One of the basic problems with proteomics is the sheer complexity of proteins not only in their varying structure, but also in their expression. While the genome can be considered constant, despite mutations that may occur, proteins are produced due to a stimulus that is produced as a result of varying cell conditions. This means that the proteome in each cell of the body differs depending on the cell and the time. After the RNA strand is translated into a series of amino acids, the protein undergoes post-translational modifications. A protein can undergo any number of these, which further complicates its structure and attempts at sequencing it.

Proteomics gives a more thorough understanding of an organism than genomics, as genomics simply provides a fundamental template from which proteins are made. Proteomics however, examines all of the possible ramifications of the outcomes of transcription. The level at which a gene is transcribed is only a minor estimate of its level of expression as a protein. This is because in some cases a protein may become active only once it has undergone post-translational modification; a protein may be spliced after its production, giving two separate proteins or a section of the protein may degrade, giving a wholly different structure.
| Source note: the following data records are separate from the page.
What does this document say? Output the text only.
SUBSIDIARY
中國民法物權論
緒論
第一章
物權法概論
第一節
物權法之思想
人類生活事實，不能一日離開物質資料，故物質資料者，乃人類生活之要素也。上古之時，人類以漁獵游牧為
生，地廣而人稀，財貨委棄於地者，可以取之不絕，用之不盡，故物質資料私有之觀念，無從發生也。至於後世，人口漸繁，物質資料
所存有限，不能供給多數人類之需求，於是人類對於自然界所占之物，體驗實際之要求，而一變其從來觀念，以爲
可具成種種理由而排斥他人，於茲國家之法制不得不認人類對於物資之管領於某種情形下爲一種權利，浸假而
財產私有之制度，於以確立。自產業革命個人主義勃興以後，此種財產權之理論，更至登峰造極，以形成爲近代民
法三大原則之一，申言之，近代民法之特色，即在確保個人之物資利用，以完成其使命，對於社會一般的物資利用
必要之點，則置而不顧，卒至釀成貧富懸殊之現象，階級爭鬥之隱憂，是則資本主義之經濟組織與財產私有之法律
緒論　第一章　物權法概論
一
Examining proteins at a detailed level and determining their functions is of huge significance as knowledge of the DNA sequence of an organism is not sufficient when attempting to explain the way in which cells work or in examining the cause of disease. It is the function of proteins in every single cell of the body, from their actions in the phospholipid membrane and their functions as transport molecules to the need for their presence for the formation of yet a different protein, that determine our body’s response to different stimuli. They are one of the most important molecules in our body, which when we understand them completely, may give us a whole new lease on life.